Signs of memory : a semiotic phenomenology of the United States Holocaust Memorial Museum / by Eric David Fox
Includes bibliographical references (p. -172)
- External Link
Electronic version from ProQuest
Human memory is a semiotic phenomenon which is integral to the constitution of meaning through communication. Memory functions as the contextual relationship between experience and interpretation out of which remembrances, stories, and histories unfold. The representational practices which are commonly recognized as memory work are best understood as sign functions that are essentially rhetorical realities which operate tropologically. Such signs operate by transposing meaning between people through space/time.
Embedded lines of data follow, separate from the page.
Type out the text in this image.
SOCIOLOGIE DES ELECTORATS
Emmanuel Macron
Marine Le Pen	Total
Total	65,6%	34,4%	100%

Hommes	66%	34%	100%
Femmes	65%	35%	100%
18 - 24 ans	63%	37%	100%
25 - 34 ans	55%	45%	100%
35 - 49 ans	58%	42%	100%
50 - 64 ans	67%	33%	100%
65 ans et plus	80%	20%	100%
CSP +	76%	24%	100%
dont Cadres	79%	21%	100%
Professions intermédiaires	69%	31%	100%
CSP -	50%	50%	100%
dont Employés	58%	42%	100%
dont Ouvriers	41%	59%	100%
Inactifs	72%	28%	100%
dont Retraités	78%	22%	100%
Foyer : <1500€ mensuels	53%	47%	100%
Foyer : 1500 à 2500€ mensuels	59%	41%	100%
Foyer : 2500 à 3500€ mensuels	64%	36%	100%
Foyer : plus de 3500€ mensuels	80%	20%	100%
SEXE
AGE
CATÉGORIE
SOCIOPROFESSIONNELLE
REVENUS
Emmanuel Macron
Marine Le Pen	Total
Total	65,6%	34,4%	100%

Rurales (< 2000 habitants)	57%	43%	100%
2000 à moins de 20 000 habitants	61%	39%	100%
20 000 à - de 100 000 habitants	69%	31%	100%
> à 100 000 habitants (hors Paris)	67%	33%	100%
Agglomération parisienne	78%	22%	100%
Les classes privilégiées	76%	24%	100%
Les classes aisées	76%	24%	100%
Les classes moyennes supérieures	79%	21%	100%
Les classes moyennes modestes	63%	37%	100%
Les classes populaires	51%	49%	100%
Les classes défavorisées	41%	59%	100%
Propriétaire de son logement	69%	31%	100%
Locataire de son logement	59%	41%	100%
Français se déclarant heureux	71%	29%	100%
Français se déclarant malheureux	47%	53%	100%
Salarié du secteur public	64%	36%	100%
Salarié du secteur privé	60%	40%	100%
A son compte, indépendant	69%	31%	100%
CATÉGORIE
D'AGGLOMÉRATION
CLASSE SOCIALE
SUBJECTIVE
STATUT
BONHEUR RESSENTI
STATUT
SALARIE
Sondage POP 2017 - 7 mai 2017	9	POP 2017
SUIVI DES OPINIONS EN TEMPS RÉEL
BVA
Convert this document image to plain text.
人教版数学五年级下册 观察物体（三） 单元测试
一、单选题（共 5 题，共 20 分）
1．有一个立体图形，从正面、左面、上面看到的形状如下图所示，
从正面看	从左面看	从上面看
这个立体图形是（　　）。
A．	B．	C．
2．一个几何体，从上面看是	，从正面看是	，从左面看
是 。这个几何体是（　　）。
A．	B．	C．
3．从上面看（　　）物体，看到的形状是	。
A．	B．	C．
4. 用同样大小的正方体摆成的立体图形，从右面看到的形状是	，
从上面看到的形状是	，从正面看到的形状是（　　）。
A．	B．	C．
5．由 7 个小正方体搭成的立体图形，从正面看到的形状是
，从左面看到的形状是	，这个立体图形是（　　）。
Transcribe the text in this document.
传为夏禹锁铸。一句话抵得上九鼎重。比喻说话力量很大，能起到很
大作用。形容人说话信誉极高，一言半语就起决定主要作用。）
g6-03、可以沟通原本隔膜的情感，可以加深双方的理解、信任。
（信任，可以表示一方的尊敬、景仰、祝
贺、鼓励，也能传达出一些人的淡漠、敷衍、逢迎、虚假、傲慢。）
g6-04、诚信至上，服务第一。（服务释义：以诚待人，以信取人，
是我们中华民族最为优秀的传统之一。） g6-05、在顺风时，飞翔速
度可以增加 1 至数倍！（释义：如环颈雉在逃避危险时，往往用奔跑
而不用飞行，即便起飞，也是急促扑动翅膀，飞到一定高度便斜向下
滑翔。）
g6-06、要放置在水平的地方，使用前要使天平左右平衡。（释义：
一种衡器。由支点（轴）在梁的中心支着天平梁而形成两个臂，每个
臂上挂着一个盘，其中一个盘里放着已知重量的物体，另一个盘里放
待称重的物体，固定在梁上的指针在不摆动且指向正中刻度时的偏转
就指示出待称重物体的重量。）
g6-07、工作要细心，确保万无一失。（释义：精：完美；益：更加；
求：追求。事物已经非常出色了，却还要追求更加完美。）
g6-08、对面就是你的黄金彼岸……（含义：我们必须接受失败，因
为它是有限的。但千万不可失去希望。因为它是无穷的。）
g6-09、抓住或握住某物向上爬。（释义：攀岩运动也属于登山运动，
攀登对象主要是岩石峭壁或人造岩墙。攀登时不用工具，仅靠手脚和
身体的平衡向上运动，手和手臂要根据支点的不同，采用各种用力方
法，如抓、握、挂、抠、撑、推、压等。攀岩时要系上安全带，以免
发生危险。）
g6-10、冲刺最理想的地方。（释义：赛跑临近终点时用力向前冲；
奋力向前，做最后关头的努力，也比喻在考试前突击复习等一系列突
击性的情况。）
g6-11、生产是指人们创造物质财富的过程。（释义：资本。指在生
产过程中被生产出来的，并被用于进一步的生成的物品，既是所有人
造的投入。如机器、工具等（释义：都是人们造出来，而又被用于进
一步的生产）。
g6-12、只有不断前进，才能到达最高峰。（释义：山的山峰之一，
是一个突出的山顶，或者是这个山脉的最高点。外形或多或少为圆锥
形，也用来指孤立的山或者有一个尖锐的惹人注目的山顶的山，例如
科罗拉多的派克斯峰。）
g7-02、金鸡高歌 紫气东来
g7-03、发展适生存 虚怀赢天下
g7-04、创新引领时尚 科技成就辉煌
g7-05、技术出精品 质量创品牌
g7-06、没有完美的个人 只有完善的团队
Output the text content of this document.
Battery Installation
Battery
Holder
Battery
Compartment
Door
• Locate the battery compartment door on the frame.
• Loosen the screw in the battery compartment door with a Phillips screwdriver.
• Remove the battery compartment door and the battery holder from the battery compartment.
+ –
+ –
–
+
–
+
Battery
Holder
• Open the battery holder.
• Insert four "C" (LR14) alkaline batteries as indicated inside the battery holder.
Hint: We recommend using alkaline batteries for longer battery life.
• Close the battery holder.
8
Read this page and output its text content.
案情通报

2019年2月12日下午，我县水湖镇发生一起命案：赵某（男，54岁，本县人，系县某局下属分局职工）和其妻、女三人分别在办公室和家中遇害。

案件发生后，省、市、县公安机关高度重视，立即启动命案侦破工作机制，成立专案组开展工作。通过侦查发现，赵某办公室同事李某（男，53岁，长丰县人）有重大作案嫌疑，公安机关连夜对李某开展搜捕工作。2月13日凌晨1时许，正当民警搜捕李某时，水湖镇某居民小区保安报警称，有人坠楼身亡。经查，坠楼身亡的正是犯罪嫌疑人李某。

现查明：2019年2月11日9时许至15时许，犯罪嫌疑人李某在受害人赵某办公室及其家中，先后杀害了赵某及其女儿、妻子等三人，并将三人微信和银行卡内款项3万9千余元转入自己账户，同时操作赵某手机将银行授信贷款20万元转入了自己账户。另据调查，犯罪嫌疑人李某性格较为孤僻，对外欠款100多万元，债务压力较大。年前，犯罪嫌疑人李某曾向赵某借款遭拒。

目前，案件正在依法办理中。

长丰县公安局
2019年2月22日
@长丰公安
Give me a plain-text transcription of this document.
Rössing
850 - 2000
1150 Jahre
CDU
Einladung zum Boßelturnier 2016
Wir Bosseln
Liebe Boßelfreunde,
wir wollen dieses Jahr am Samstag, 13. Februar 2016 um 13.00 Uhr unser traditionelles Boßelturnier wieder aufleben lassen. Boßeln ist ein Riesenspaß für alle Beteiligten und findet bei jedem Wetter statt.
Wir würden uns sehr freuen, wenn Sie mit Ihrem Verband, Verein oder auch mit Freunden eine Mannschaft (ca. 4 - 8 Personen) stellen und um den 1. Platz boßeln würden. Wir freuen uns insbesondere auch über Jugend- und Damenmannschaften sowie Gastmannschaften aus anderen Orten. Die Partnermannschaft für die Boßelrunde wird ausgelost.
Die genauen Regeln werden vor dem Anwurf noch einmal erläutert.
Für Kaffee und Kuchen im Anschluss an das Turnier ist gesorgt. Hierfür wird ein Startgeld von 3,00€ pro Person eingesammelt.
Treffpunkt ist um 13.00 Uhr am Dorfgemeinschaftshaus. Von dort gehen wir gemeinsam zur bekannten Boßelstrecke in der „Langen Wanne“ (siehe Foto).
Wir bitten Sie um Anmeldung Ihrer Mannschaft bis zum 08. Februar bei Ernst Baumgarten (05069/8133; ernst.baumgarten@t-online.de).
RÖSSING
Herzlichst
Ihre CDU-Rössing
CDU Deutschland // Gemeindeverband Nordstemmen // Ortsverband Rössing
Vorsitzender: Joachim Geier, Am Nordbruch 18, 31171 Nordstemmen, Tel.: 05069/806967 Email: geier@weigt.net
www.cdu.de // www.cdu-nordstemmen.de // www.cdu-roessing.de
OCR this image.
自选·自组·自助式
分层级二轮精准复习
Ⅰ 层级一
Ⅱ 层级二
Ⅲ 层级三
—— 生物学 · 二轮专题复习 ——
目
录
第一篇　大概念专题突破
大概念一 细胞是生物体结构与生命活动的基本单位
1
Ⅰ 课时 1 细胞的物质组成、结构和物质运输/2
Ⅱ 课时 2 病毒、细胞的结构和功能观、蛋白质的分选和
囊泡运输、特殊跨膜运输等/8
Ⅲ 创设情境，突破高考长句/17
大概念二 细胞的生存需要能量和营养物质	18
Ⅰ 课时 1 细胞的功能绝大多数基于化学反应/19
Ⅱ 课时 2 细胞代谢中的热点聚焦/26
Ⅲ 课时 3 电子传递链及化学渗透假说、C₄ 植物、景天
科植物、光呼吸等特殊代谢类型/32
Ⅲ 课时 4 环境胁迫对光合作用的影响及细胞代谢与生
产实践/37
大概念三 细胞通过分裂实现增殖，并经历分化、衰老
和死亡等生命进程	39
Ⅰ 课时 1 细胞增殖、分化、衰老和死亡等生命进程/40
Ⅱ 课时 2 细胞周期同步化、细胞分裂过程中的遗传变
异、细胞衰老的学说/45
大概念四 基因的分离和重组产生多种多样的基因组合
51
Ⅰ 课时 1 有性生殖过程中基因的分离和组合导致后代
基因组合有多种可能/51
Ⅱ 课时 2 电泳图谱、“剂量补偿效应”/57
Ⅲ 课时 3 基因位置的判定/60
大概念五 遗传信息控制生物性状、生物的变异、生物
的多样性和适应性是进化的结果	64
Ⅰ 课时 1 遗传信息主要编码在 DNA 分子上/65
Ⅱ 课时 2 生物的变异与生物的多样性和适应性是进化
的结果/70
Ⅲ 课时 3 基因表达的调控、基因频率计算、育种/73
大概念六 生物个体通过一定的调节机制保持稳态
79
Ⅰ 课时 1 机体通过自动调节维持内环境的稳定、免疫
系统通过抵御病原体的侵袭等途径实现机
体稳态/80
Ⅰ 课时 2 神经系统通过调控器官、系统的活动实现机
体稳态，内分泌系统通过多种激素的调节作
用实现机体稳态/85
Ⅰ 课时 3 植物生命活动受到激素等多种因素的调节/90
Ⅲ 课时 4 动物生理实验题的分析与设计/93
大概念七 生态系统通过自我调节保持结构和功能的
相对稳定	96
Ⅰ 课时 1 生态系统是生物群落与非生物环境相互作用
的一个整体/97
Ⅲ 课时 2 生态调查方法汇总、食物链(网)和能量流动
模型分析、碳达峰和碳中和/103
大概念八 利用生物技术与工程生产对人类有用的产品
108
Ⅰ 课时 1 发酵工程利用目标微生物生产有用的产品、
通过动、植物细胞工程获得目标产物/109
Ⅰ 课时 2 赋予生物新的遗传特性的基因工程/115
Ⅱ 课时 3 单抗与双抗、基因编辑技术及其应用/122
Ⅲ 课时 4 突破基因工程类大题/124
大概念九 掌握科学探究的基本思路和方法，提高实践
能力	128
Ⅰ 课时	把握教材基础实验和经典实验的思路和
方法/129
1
Modernist paradigms neglect these communicological aspects of memory in favor of the security of a pre-discursive historical reality which is assumed re-presentable with empirical or transcendental certitude. A post-modern rhetoric is necessary for understanding memory as a dynamic and interpretive sign function. The locations where meanings are generated by people though their interpretations of signs are called semiospheres. The United States Holocaust Memorial Museum serves as an excellent example of a semiosphere in which participants encounter the signs of specific past events. A semiotic phenomenological analysis illustrates how meaning emerges out of the dynamic relationship between communicative encounters with phenomena of memory as ontological choices of context, and informational experiences as epistemological choices within established historical contexts. I explicate memory as an embodied semiotic function based on a hierarchy of logical entailment. Semiotic objects within the museum are interpreted as icons, indices, and symbols, that emerge through choices made during existential encounters. Memory, as an interpretive process, functions in the space of intersubjectivity. In this context of intersubjectivity, memory reveals its ethical dimension. Modernist assumptions concerning the past generate an ethics based on “objective Truth.” A post-modern rhetoric is based on communication and a discursive responsibility to truthfulness. Such a responsibility is realized through the embodied participation of the person in the intersubjective construction of meaning as a member of a community of interpretation.